The White House brought together business leaders, academics and leaders of nonprofits last week to discuss a bold goal for a troubled region of the world.
Media coverage focused on the bottom line: Companies such as Mastercard, Microsoft and Cargill pledged to invest $ 1.2 billion in the Northern Triangle countries of Guatemala, Honduras and El Salvador in within the framework of the administration’s partnership for Central America. These investments will translate into, among other things, online banking access for 1 million small businesses, digital skills training for 100,000 people and sales contracts for 1,200 coffee producers.
We and our colleagues at Harvard TH Chan School of Public Health lead the metrics pillar of the partnership, so we’re always happy to see such statistics. At the same time, we believe that this whole initiative is based on a goal that is much more difficult to measure than the jobs created or the dollars invested.
It is based on hope.
The overarching political goal of the partnership is to improve life in the Northern Triangle so that individuals and families can see a future for themselves. Under current conditions, far too many residents of these countries risk their lives on perilous journeys across the border into the United States. The idea behind the partnership is that coordinated public, private and non-profit investments can create economic opportunities in Guatemala, Honduras and El Salvador and thus reduce the incentive for people to flee their homes.

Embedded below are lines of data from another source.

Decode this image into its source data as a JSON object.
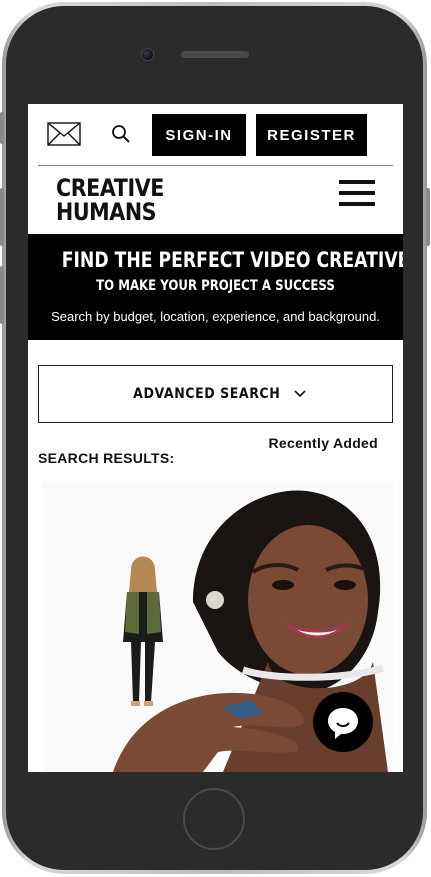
{
  "header": {
    "signin_label": "SIGN-IN",
    "register_label": "REGISTER"
  },
  "logo": {
    "line1": "CREATIVE",
    "line2": "HUMANS"
  },
  "hero": {
    "title": "FIND THE PERFECT VIDEO CREATIVE",
    "subtitle": "TO MAKE YOUR PROJECT A SUCCESS",
    "description": "Search by budget, location, experience, and background."
  },
  "search": {
    "advanced_label": "ADVANCED SEARCH",
    "sort_label": "Recently Added",
    "results_label": "SEARCH RESULTS:"
  },
  "icons": {
    "mail": "mail-icon",
    "search": "search-icon",
    "menu": "hamburger-menu-icon",
    "chevron": "chevron-down-icon",
    "chat": "chat-bubble-icon"
  },
  "colors": {
    "primary": "#000000",
    "background": "#ffffff",
    "text": "#111111"
  }
}
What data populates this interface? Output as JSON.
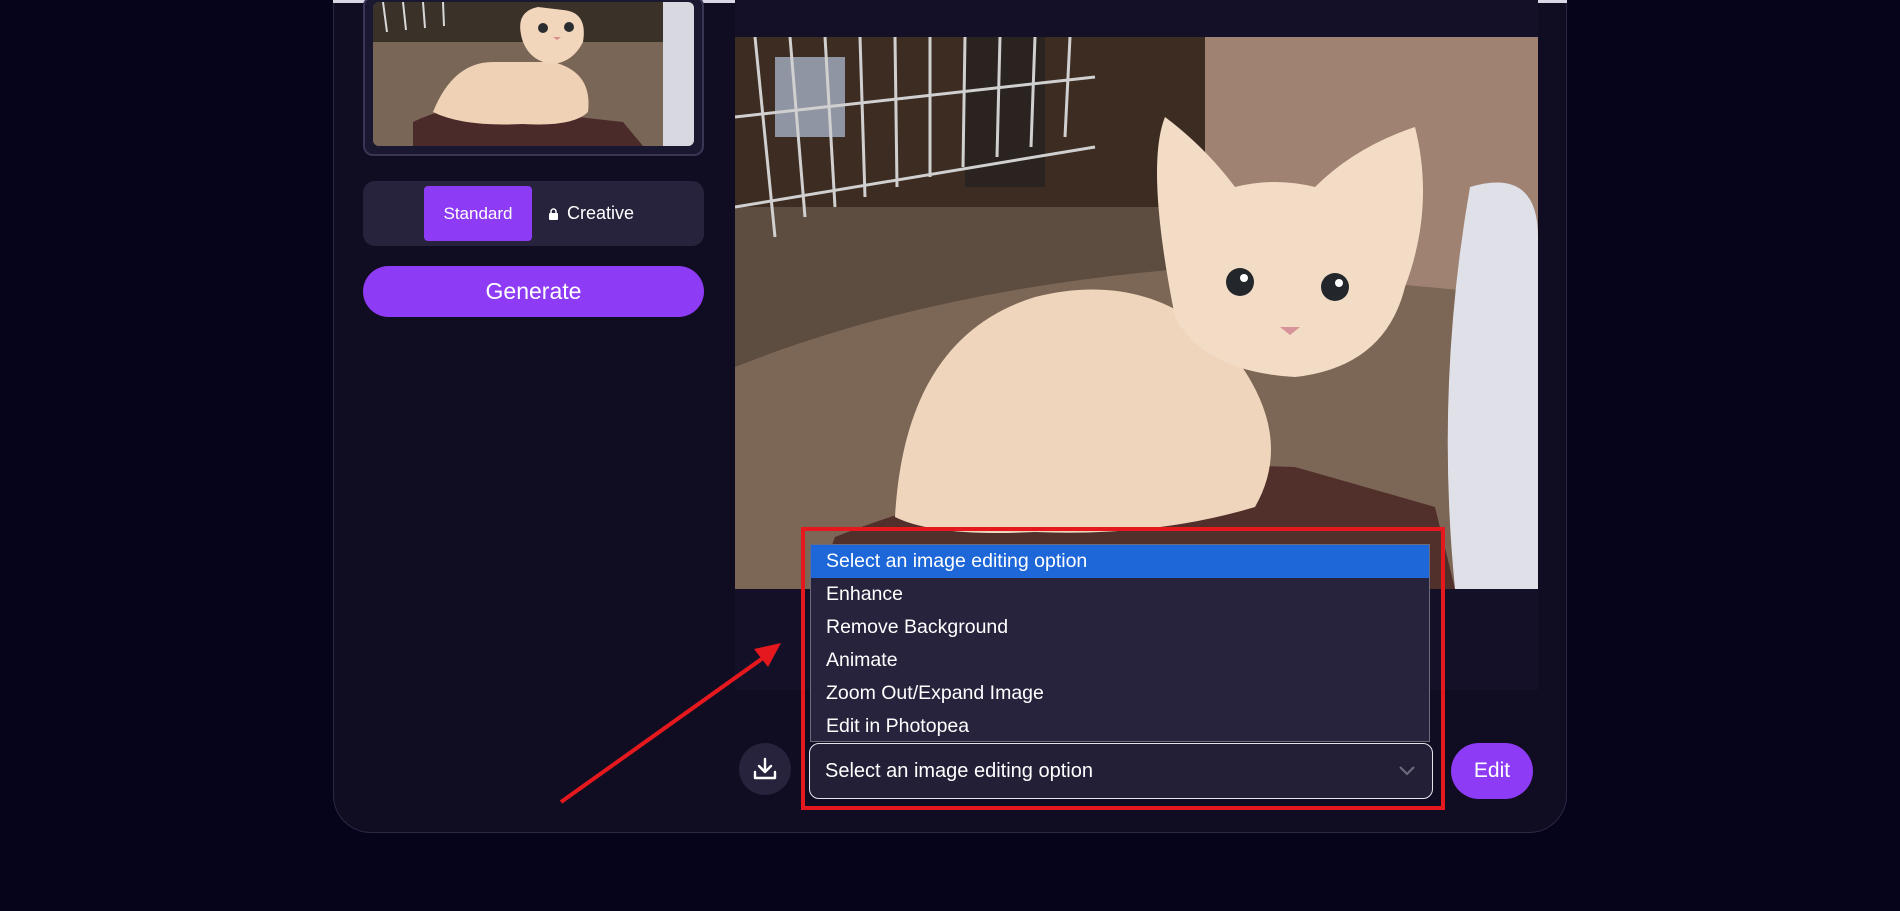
{
  "mode_toggle": {
    "standard_label": "Standard",
    "creative_label": "Creative",
    "selected": "Standard"
  },
  "generate": {
    "label": "Generate"
  },
  "editing": {
    "select_value": "Select an image editing option",
    "options": [
      "Select an image editing option",
      "Enhance",
      "Remove Background",
      "Animate",
      "Zoom Out/Expand Image",
      "Edit in Photopea"
    ],
    "selected_index": 0,
    "edit_label": "Edit"
  },
  "icons": {
    "download": "download-icon",
    "lock": "lock-icon",
    "chevron": "chevron-down-icon"
  },
  "colors": {
    "accent": "#8e3bf5",
    "background": "#05041a",
    "card": "#100d22",
    "option_highlight": "#1d67d8",
    "annotation": "#e5191d"
  }
}
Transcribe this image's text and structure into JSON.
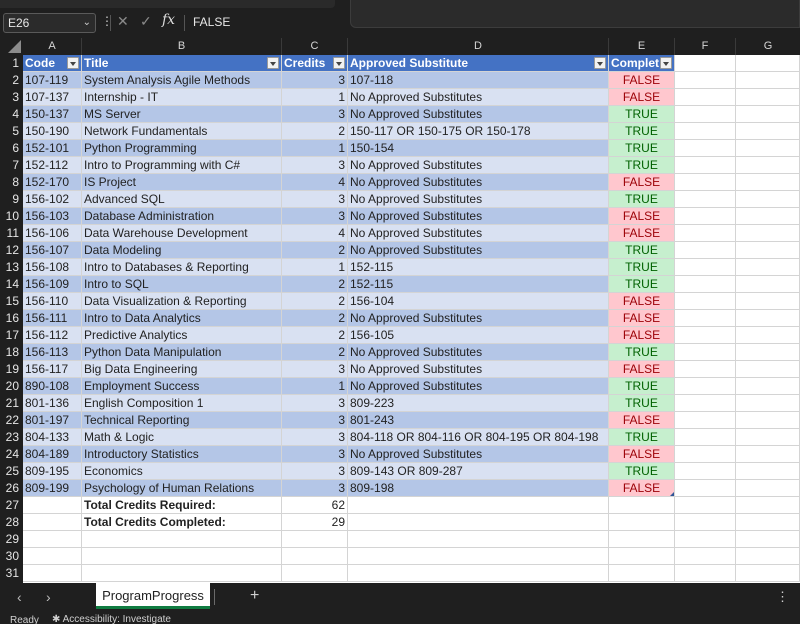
{
  "formula_bar": {
    "name_box": "E26",
    "formula": "FALSE",
    "fx_label": "fx",
    "cancel_glyph": "✕",
    "enter_glyph": "✓"
  },
  "columns": [
    "A",
    "B",
    "C",
    "D",
    "E",
    "F",
    "G"
  ],
  "table": {
    "headers": [
      "Code",
      "Title",
      "Credits",
      "Approved Substitute",
      "Complet"
    ],
    "rows": [
      {
        "row": "2",
        "code": "107-119",
        "title": "System Analysis Agile Methods",
        "credits": "3",
        "substitute": "107-118",
        "completed": "FALSE"
      },
      {
        "row": "3",
        "code": "107-137",
        "title": "Internship - IT",
        "credits": "1",
        "substitute": "No Approved Substitutes",
        "completed": "FALSE"
      },
      {
        "row": "4",
        "code": "150-137",
        "title": "MS Server",
        "credits": "3",
        "substitute": "No Approved Substitutes",
        "completed": "TRUE"
      },
      {
        "row": "5",
        "code": "150-190",
        "title": "Network Fundamentals",
        "credits": "2",
        "substitute": "150-117 OR 150-175 OR 150-178",
        "completed": "TRUE"
      },
      {
        "row": "6",
        "code": "152-101",
        "title": "Python Programming",
        "credits": "1",
        "substitute": "150-154",
        "completed": "TRUE"
      },
      {
        "row": "7",
        "code": "152-112",
        "title": "Intro to Programming with C#",
        "credits": "3",
        "substitute": "No Approved Substitutes",
        "completed": "TRUE"
      },
      {
        "row": "8",
        "code": "152-170",
        "title": "IS Project",
        "credits": "4",
        "substitute": "No Approved Substitutes",
        "completed": "FALSE"
      },
      {
        "row": "9",
        "code": "156-102",
        "title": "Advanced SQL",
        "credits": "3",
        "substitute": "No Approved Substitutes",
        "completed": "TRUE"
      },
      {
        "row": "10",
        "code": "156-103",
        "title": "Database Administration",
        "credits": "3",
        "substitute": "No Approved Substitutes",
        "completed": "FALSE"
      },
      {
        "row": "11",
        "code": "156-106",
        "title": "Data Warehouse Development",
        "credits": "4",
        "substitute": "No Approved Substitutes",
        "completed": "FALSE"
      },
      {
        "row": "12",
        "code": "156-107",
        "title": "Data Modeling",
        "credits": "2",
        "substitute": "No Approved Substitutes",
        "completed": "TRUE"
      },
      {
        "row": "13",
        "code": "156-108",
        "title": "Intro to Databases & Reporting",
        "credits": "1",
        "substitute": "152-115",
        "completed": "TRUE"
      },
      {
        "row": "14",
        "code": "156-109",
        "title": "Intro to SQL",
        "credits": "2",
        "substitute": "152-115",
        "completed": "TRUE"
      },
      {
        "row": "15",
        "code": "156-110",
        "title": "Data Visualization & Reporting",
        "credits": "2",
        "substitute": "156-104",
        "completed": "FALSE"
      },
      {
        "row": "16",
        "code": "156-111",
        "title": "Intro to Data Analytics",
        "credits": "2",
        "substitute": "No Approved Substitutes",
        "completed": "FALSE"
      },
      {
        "row": "17",
        "code": "156-112",
        "title": "Predictive Analytics",
        "credits": "2",
        "substitute": "156-105",
        "completed": "FALSE"
      },
      {
        "row": "18",
        "code": "156-113",
        "title": "Python Data Manipulation",
        "credits": "2",
        "substitute": "No Approved Substitutes",
        "completed": "TRUE"
      },
      {
        "row": "19",
        "code": "156-117",
        "title": "Big Data Engineering",
        "credits": "3",
        "substitute": "No Approved Substitutes",
        "completed": "FALSE"
      },
      {
        "row": "20",
        "code": "890-108",
        "title": "Employment Success",
        "credits": "1",
        "substitute": "No Approved Substitutes",
        "completed": "TRUE"
      },
      {
        "row": "21",
        "code": "801-136",
        "title": "English Composition 1",
        "credits": "3",
        "substitute": "809-223",
        "completed": "TRUE"
      },
      {
        "row": "22",
        "code": "801-197",
        "title": "Technical Reporting",
        "credits": "3",
        "substitute": "801-243",
        "completed": "FALSE"
      },
      {
        "row": "23",
        "code": "804-133",
        "title": "Math & Logic",
        "credits": "3",
        "substitute": "804-118 OR 804-116 OR 804-195 OR 804-198",
        "completed": "TRUE"
      },
      {
        "row": "24",
        "code": "804-189",
        "title": "Introductory Statistics",
        "credits": "3",
        "substitute": "No Approved Substitutes",
        "completed": "FALSE"
      },
      {
        "row": "25",
        "code": "809-195",
        "title": "Economics",
        "credits": "3",
        "substitute": "809-143 OR 809-287",
        "completed": "TRUE"
      },
      {
        "row": "26",
        "code": "809-199",
        "title": "Psychology of Human Relations",
        "credits": "3",
        "substitute": "809-198",
        "completed": "FALSE"
      }
    ]
  },
  "totals": [
    {
      "row": "27",
      "label": "Total Credits Required:",
      "value": "62"
    },
    {
      "row": "28",
      "label": "Total Credits Completed:",
      "value": "29"
    }
  ],
  "row_numbers": [
    "1",
    "2",
    "3",
    "4",
    "5",
    "6",
    "7",
    "8",
    "9",
    "10",
    "11",
    "12",
    "13",
    "14",
    "15",
    "16",
    "17",
    "18",
    "19",
    "20",
    "21",
    "22",
    "23",
    "24",
    "25",
    "26",
    "27",
    "28",
    "29",
    "30",
    "31"
  ],
  "sheet_tabs": {
    "active": "ProgramProgress",
    "add_label": "+",
    "menu_glyph": "⋮",
    "prev_glyph": "‹",
    "next_glyph": "›"
  },
  "status": {
    "ready": "Ready",
    "accessibility": "Accessibility: Investigate"
  },
  "colors": {
    "header_blue": "#4472c4",
    "band_dark": "#b4c6e7",
    "band_light": "#d9e1f2",
    "false_fill": "#ffc7ce",
    "false_text": "#9c0006",
    "true_fill": "#c6efce",
    "true_text": "#006100",
    "tab_accent": "#107c41"
  }
}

We support this approach, but believe that we also need to dig deeper. Each of these countries has been shattered by decades of trauma: civil wars, natural disasters, gang violence and glaring inequalities that have made life even more difficult for indigenous and rural populations. Civil society in each of these countries is extremely fragile. Trust has been shattered.
Without trust – in neighbors, in government, in employers, in society – there can be no hope. And without hope, millions of people will continue to flee their homes in search of a better future. To truly effect change, we must first generate, and then sustain, new hope across the Northern Triangle.
This is why the partnership is so exciting: it brings together a cross-sectoral coalition that has the potential to restore confidence and restore hope through sustained and synergistic investment.
We see the process unfolding in three stages: Reconciliation, reconstruction and restoration.
Reconciliation: We cannot (and would not) impose a process of political truth and reconciliation on a sovereign nation. But we can use the investments of the partnership to address – and start correcting – the huge inequalities in a country like Guatemala, where there is a big divide between the elite and the masses and a deep divide between the capital and the rest of the world. country. By directing investments to rural areas that have long been left to fend for themselves, we plan to gradually develop local economies, strengthen social service networks, improve health care, and generally improve the quality of life. If we can elevate these rural areas so that they are closer to the capital, we believe that we will see the social fabric begin to reconnect, with less distrust and more unity.
Reconstruction: Restoring hope in shattered communities will take more than jobs; it will take a dedicated effort to rebuild public infrastructure – everything from water and sewer systems to roads and telecommunications. The synergies between the investments of the partnership should accelerate this reconstruction much faster than it would otherwise. For example, if Microsoft is expanding broadband to a rural area, other partners can leverage this investment to provide online banking, online training, telemedicine, and other services. This type of 360-degree investment in a community can create a much more lasting recovery, restore confidence, and instill a sense of genuine and lasting hope.
Restoration and recovery: The reconstruction of infrastructure must be accompanied by the restoration of essential services, with particular attention to the needs of marginalized groups. At Harvard Chan School, we’re building an interactive data dashboard for the partnership that will integrate multiple data sources, from household wealth and vaccine-related inequalities, to gang violence and hurricane risks. , to name a few. Users will be able to zoom in to see these metrics at the neighborhood level. This should help us direct investments in public health and social services to the regions that need them most and accelerate the recovery.
All of this is extremely difficult work. It will take time, years and decades. But it is also extremely important work.
If we do this, we will not only achieve the political goal of the administration of better control of our borders, but we will significantly improve the lives of millions of our neighbors to the south. And that would be the best result of all.
Patricia Geli, Ph.D., is Executive Director, North American Hub, Reform for Resilience Commission at Harvard TH Chan School of Public Health. Michelle A. Williams is Dean of the Faculty of Harvard TH Chan School of Public Health.